The EEG recordings backed up what people reported. When participants felt sick, activity patterns in the occipital lobe – the brain’s visual processing hub – became less complex, a sign the system wasn’t handling sensory input normally. As participants felt better, those patterns rebounded toward baseline.
That fits long-standing theories that motion sickness arises when the brain struggles to reconcile visual cues with signals from the inner ear. The better the brain resynchronizes, the faster the stomach settles.
Why would specific musical moods help? The team points to two plausible pathways. Gentle tracks likely dial down anticipatory tension, which is known to speed the onset and severity of symptoms.
Joyful songs may also recruit the brain’s reward systems and shift attention outward, breaking the loop of hyperawareness that makes every bump feel worse.
By contrast, sad music pulls attention inward and can heighten discomfort – the opposite of what a woozy traveler needs.
For people who dread winding highways, this is welcome news. The intervention is short, simple, and easy to try. In the study, a single minute of music right after driving stopped was enough to move the needle.
In a real car or bus, you might cue up a gentle or upbeat track the moment symptoms flicker, and let it play while you steady your breathing and look toward a stable point on the horizon.
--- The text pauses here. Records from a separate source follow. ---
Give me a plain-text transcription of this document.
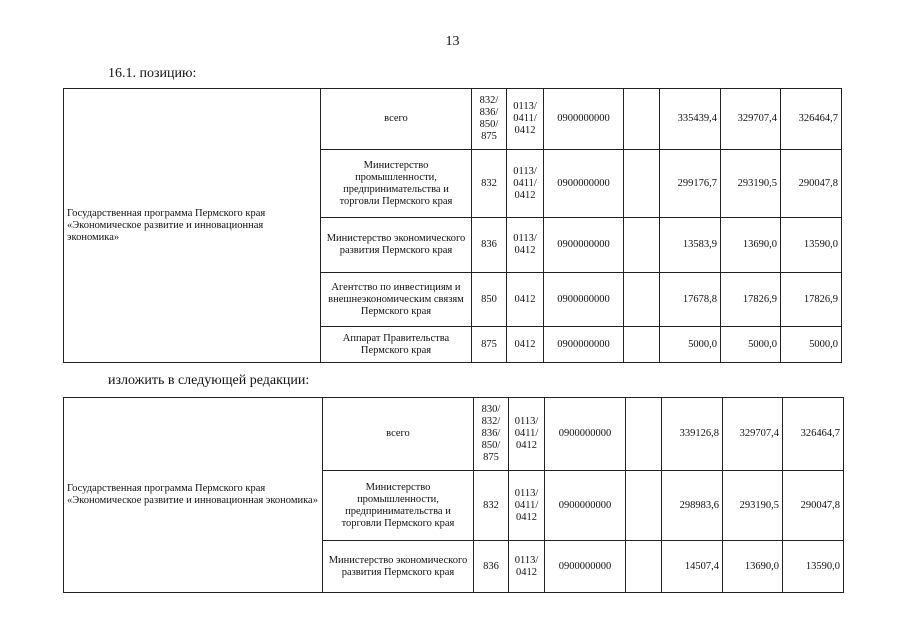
13
16.1. позицию:
Государственная программа Пермского края «Экономическое развитие и инновационная экономика»	всего	832/ 836/ 850/ 875	0113/ 0411/ 0412	0900000000		335439,4	329707,4	326464,7
	Министерство промышленности, предпринимательства и торговли Пермского края	832	0113/ 0411/ 0412	0900000000		299176,7	293190,5	290047,8
	Министерство экономического развития Пермского края	836	0113/ 0412	0900000000		13583,9	13690,0	13590,0
	Агентство по инвестициям и внешнеэкономическим связям Пермского края	850	0412	0900000000		17678,8	17826,9	17826,9
	Аппарат Правительства Пермского края	875	0412	0900000000		5000,0	5000,0	5000,0
изложить в следующей редакции:
Государственная программа Пермского края «Экономическое развитие и инновационная экономика»	всего	830/ 832/ 836/ 850/ 875	0113/ 0411/ 0412	0900000000		339126,8	329707,4	326464,7
	Министерство промышленности, предпринимательства и торговли Пермского края	832	0113/ 0411/ 0412	0900000000		298983,6	293190,5	290047,8
	Министерство экономического развития Пермского края	836	0113/ 0412	0900000000		14507,4	13690,0	13590,0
Headphones can help you control the soundscape even if everyone else is chatting or the radio is blaring something moodier.
“The primary theoretical frameworks for motion sickness apply broadly to sickness induced by various vehicles,” Yue said, adding that the benefits of cheerful or gentle music likely extend to air and sea travel.
Like any early-stage experiment, this one has limits. The sample was small, and the “cars” were virtual; a simulator can’t reproduce every jolt, smell, and distraction of a real road. Musical taste also varies widely, and the study didn’t tailor playlists to individual preferences.
The researchers want to validate EEG patterns as an objective marker of carsickness in larger groups, repeat the work outside the lab, and test how personal favorites shape the effect.
Still, the core insight is both intuitive and empowering: the nervous system listens to what you play for it. If you’re prone to motion sickness, sound can be a gentle lever.
Keep a few soft or joyful tracks handy, skip the dirges, and give your brain every chance to resync before your stomach decides it’s time to revolt.
The research is published in the journal Frontiers in Human Neuroscience.